Emma Bezzina, en seconde au lycée Jules Guesde de Montpellier, vient de remporter, avec deux autres lycéens de Paris et de la Drôme, le concours d'écriture "Penser l'autre". Au total, 3000 jeunes ont participé, dans toute la France à ce concours de nouvelles présidé par Lilian Thuram.
Le concours a été lancé dans le cadre du festival "Etonnants voyageurs" et c'est pendant ce festival, le week-end prochain que seront récompensés les 3 lauréats à Saint Malo. C'est Lilian Thuram, l'ex-champion du monde, qui a monté une fondation pour l'Éducation contre le racisme, qui leur remettra leur prix car c'est lui qui a présidé le concours en proposant de réfléchir sur le thème "Penser l'autre". Lilian Thuram avait écrit deux incipits pour inspirer les écrivains en herbe. Agés de 11 à 18 ans. Ils ont envoyé 3 000 nouvelles, venues de 30 académies.
Emma Bezzina, lauréate pour sa fable animalière moyennageuse
Elle est élève de seconde au lycée Jules Guesde de Montpellier. Emma Bezzina a choisi, dans sa nouvelle intitulée La soue, de remonter le temps. Nous sommes dans la nuit du 15 décembre 1256, en province de Rouergue, au royaume de France. Une histoire de porcs venus de loin, et différents des cochons traditionnels de la ferme...
Un concours d'une grande exigence
Avec Lalie Gabriac et Alexandre Meyer, les deux autres lauréats de Paris et de la Drôme, Emma Bezzina a été choisie pour recevoir son prix des mains de Lilian Thuram à Saint-Malo et participer à un atelier d’écriture durant le festival.
Les débats entre les membres du jury, réuni courant avril, ont montré leur exigence vis-à-vis des nouvelles envoyées. Parmi eux, des membres de l'Éducation Nationale, des éditeurs mais aussi l'écrivain Yahia Belaskri.
Les 15 meilleures nouvelles, avec celle d'Emma Bezzina en bonne place, seront publiées dans un recueil imprimé à 15 000 exemplaires.

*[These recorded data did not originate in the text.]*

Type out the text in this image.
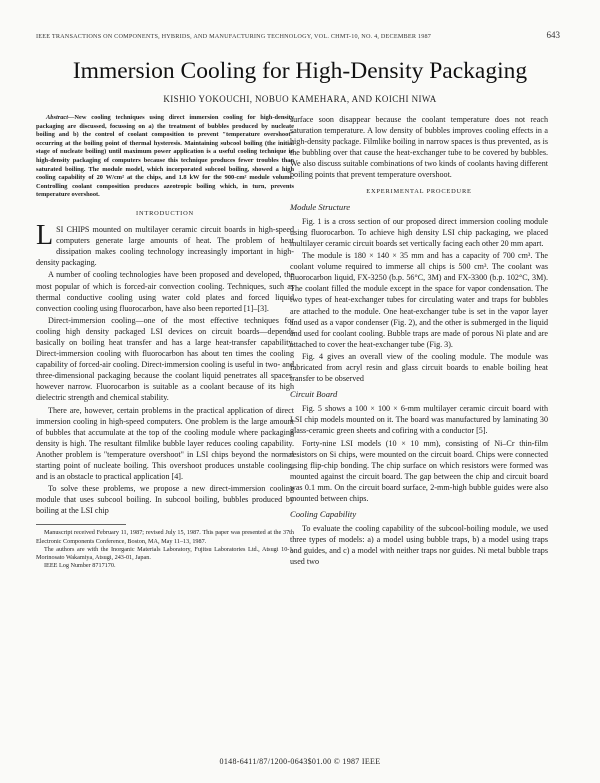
IEEE TRANSACTIONS ON COMPONENTS, HYBRIDS, AND MANUFACTURING TECHNOLOGY, VOL. CHMT-10, NO. 4, DECEMBER 1987	643
Immersion Cooling for High-Density Packaging
KISHIO YOKOUCHI, NOBUO KAMEHARA, AND KOICHI NIWA

Abstract—New cooling techniques using direct immersion cooling for high-density packaging are discussed, focussing on a) the treatment of bubbles produced by nucleate boiling and b) the control of coolant composition to prevent "temperature overshoot" occurring at the boiling point of thermal hysteresis. Maintaining subcool boiling (the initial stage of nucleate boiling) until maximum power application is a useful cooling technique in high-density packaging of computers because this technique produces fewer troubles than saturated boiling. The module model, which incorporated subcool boiling, showed a high cooling capability of 20 W/cm² at the chips, and 1.8 kW for the 900-cm² module volume. Controlling coolant composition produces azeotropic boiling which, in turn, prevents temperature overshoot.

INTRODUCTION

LSI CHIPS mounted on multilayer ceramic circuit boards in high-speed computers generate large amounts of heat. The problem of heat dissipation makes cooling technology increasingly important in high-density packaging.

A number of cooling technologies have been proposed and developed, the most popular of which is forced-air convection cooling. Techniques, such as thermal conductive cooling using water cold plates and forced liquid convection cooling using fluorocarbon, have also been reported [1]–[3].

Direct-immersion cooling—one of the most effective techniques for cooling high density packaged LSI devices on circuit boards—depends basically on boiling heat transfer and has a large heat-transfer capability. Direct-immersion cooling with fluorocarbon has about ten times the cooling capability of forced-air cooling. Direct-immersion cooling is useful in two- and three-dimensional packaging because the coolant liquid penetrates all spaces, however narrow. Fluorocarbon is suitable as a coolant because of its high dielectric strength and chemical stability.

There are, however, certain problems in the practical application of direct immersion cooling in high-speed computers. One problem is the large amount of bubbles that accumulate at the top of the cooling module where packaging density is high. The resultant filmlike bubble layer reduces cooling capability. Another problem is "temperature overshoot" in LSI chips beyond the normal starting point of nucleate boiling. This overshoot produces unstable cooling, and is an obstacle to practical application [4].

To solve these problems, we propose a new direct-immersion cooling module that uses subcool boiling. In subcool boiling, bubbles produced by boiling at the LSI chip

Manuscript received February 11, 1987; revised July 15, 1987. This paper was presented at the 37th Electronic Components Conference, Boston, MA, May 11–13, 1987.

The authors are with the Inorganic Materials Laboratory, Fujitsu Laboratories Ltd., Atsugi 10-1, Morinosato Wakamiya, Atsugi, 243-01, Japan.

IEEE Log Number 8717170.

surface soon disappear because the coolant temperature does not reach saturation temperature. A low density of bubbles improves cooling effects in a high-density package. Filmlike boiling in narrow spaces is thus prevented, as is the bubbling over that cause the heat-exchanger tube to be covered by bubbles. We also discuss suitable combinations of two kinds of coolants having different boiling points that prevent temperature overshoot.

EXPERIMENTAL PROCEDURE
Module Structure

Fig. 1 is a cross section of our proposed direct immersion cooling module using fluorocarbon. To achieve high density LSI chip packaging, we placed multilayer ceramic circuit boards set vertically facing each other 20 mm apart.

The module is 180 × 140 × 35 mm and has a capacity of 700 cm³. The coolant volume required to immerse all chips is 500 cm³. The coolant was fluorocarbon liquid, FX-3250 (b.p. 56°C, 3M) and FX-3300 (b.p. 102°C, 3M). The coolant filled the module except in the space for vapor condensation. The two types of heat-exchanger tubes for circulating water and traps for bubbles are attached to the module. One heat-exchanger tube is set in the vapor layer and used as a vapor condenser (Fig. 2), and the other is submerged in the liquid and used for coolant cooling. Bubble traps are made of porous Ni plate and are attached to cover the heat-exchanger tube (Fig. 3).

Fig. 4 gives an overall view of the cooling module. The module was fabricated from acryl resin and glass circuit boards to enable boiling heat transfer to be observed

Circuit Board

Fig. 5 shows a 100 × 100 × 6-mm multilayer ceramic circuit board with LSI chip models mounted on it. The board was manufactured by laminating 30 glass-ceramic green sheets and cofiring with a conductor [5].

Forty-nine LSI models (10 × 10 mm), consisting of Ni–Cr thin-film resistors on Si chips, were mounted on the circuit board. Chips were connected using flip-chip bonding. The chip surface on which resistors were formed was mounted against the circuit board. The gap between the chip and circuit board was 0.1 mm. On the circuit board surface, 2-mm-high bubble guides were also mounted between chips.

Cooling Capability

To evaluate the cooling capability of the subcool-boiling module, we used three types of models: a) a model using bubble traps, b) a model using traps and guides, and c) a model with neither traps nor guides. Ni metal bubble traps used two

0148-6411/87/1200-0643$01.00 © 1987 IEEE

Lilian Thuram "bluffé" par la nouvelle d'Emma
Interrogé ce vendredi matin sur France Inter, le président du concours, Lilian Thuram, n'a pas caché son admiration pour les écrivains en herbe: "J'ai été bluffé par la qualité d'écriture des enfants de 5e , 4e ou Terminale. Parler, et écrire aussi bien sur le thème du regard sur l'autre, c'était important dans notre actualité. Ils ont beaucoup écrit sur la question des migrants, et cela prouve bien à quel point ils se questionnent sur l'égalité. On a essayé au mieux de trouver l'équilibre entre le témoignage et la qualité des récits. Moi j'ai essayé de rester dans le rôle du lecteur, pour voir les récits qui me procuraient le plus d'émotion et de réflexion. Ces enfants ont plein de qualités et les gagnants sont vraiment incroyables.
Dans le texte qui s'appelle La Soue, explique Lilian Thuram, il est question de cochons dans une ferme pour raconter la difficulté que nous avons nous-mêmes à nous percevoir égaux par rapport aux autres. Cette métaphore montre l'intelligence d'une toute jeune fille et sa finesse de perception. Cela raconte aussi l'impossiblité de l'existence individuelle. L'histoire du racisme, c'est cela, ceux que l'on méprise ne sont pas vus comme individus mais comme groupe. L'auteure a compris intuitivement ce mécanisme de construction des "nous" et des "eux" qui fondent l'idée du racisme. Et lorsqu'on accepte cette construction, on voit les gens par des critères identitaires, par la religion, la sexualité, la couleur de peau, etc.